Table 4. Results of prediction on different feature sets with selected parameters (mean value ± standard deviation of the mean).

We focused on the Random Forest model. The evaluation of prediction was done by 5-fold cross validation. Tests were carried out in two ways. First we performed 1000 iterations with true labels (Table 3 row labelled true). The result was poor: error median and mean were about 0.3. Nevertheless, it shows that it is possible to perform prediction. Then, we did the same procedure, but with random labels. Before each iteration a new set of labels was randomised. The next step was to perform the prediction using Random Forest in 5-fold cross validation. The results are in Table 3 (row labelled random). Mean and median of prediction error were 0.5. The comparison of the results described in Table 3 shows that there is a significant difference in prediction based on real and random labels.

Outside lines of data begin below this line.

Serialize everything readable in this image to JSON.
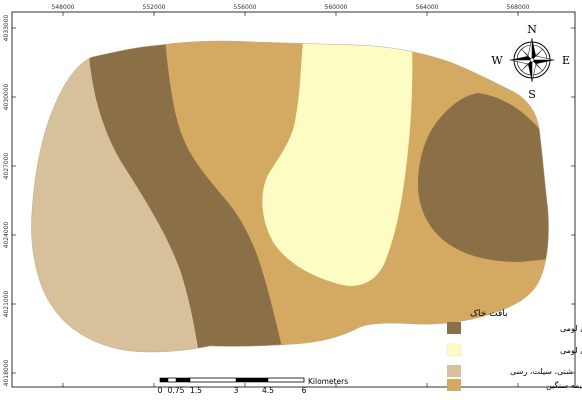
{
  "map": {
    "x_ticks": [
      "548000",
      "552000",
      "556000",
      "560000",
      "564000",
      "568000"
    ],
    "y_ticks": [
      "4033000",
      "4030000",
      "4027000",
      "4024000",
      "4021000",
      "4018000"
    ],
    "compass": {
      "n": "N",
      "s": "S",
      "e": "E",
      "w": "W"
    },
    "legend": {
      "title": "بافت خاک",
      "items": [
        {
          "label": "سیلتی لومی تا سیلتی رسی لومی",
          "color": "#8b7047"
        },
        {
          "label": "شنی لومی تا شنی سیلتی لومی",
          "color": "#fdfdc3"
        },
        {
          "label": "شنی، سیلت، رسی",
          "color": "#d6c19c"
        },
        {
          "label": "متوسط تا نیمه سنگین",
          "color": "#d4a962"
        }
      ]
    },
    "scale_bar": {
      "labels": [
        "0",
        "0.75",
        "1.5",
        "3",
        "4.5",
        "6"
      ],
      "unit": "Kilometers"
    },
    "colors": {
      "frame": "#000000",
      "background": "#ffffff"
    }
  }
}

The prediction results in cross-validation loop for different feature selection algorithms measured by AUC and MCC are presented in Table 4. The best results were obtained for classifier that used 10 most relevant variables from the Random Forest. Results are stable and repeatable.

Each model was built using all variables that were deemed relevant by a feature selection algorithm in a given iteration of the cross-validation. Usually the number of relevant variables was close to 10—depending on applied feature selection method.

The prediction results in cross-validation loop for different feature selection algorithms measured by AUC and MCC are presented in Fig. 3. One can observe outlier points in MCC results of RF the best 10 features. Results are stable and repeatable.

Fig. 3.
figure 3

Prediction results in cross-validation loop for different feature selection algorithms measured by AUC (top) and MCC (bottom).

In Fig. 4 we present AUC (area under ROC curve) for different feature selection algorithms.

Fig. 4.
figure 4

AUC for different feature selection algorithms.

4 Conclusion

Based on obtained results we concluded that it’s possible to find information about arrhythmia in RR intervals, but it’s too weak to build useful medical predictive models using currently available methods. The subject requires further research to find algorithms better suited to the problem. In particular, a substantial increase of the size of the experimental sample, for instance by two or three orders of magnitude, should improve the quality of the models, as has been shown in numerous cases in applications of Machine Learning tools to different problems [30]. Additionally, it is likely that building individual models for each patient could yield better results.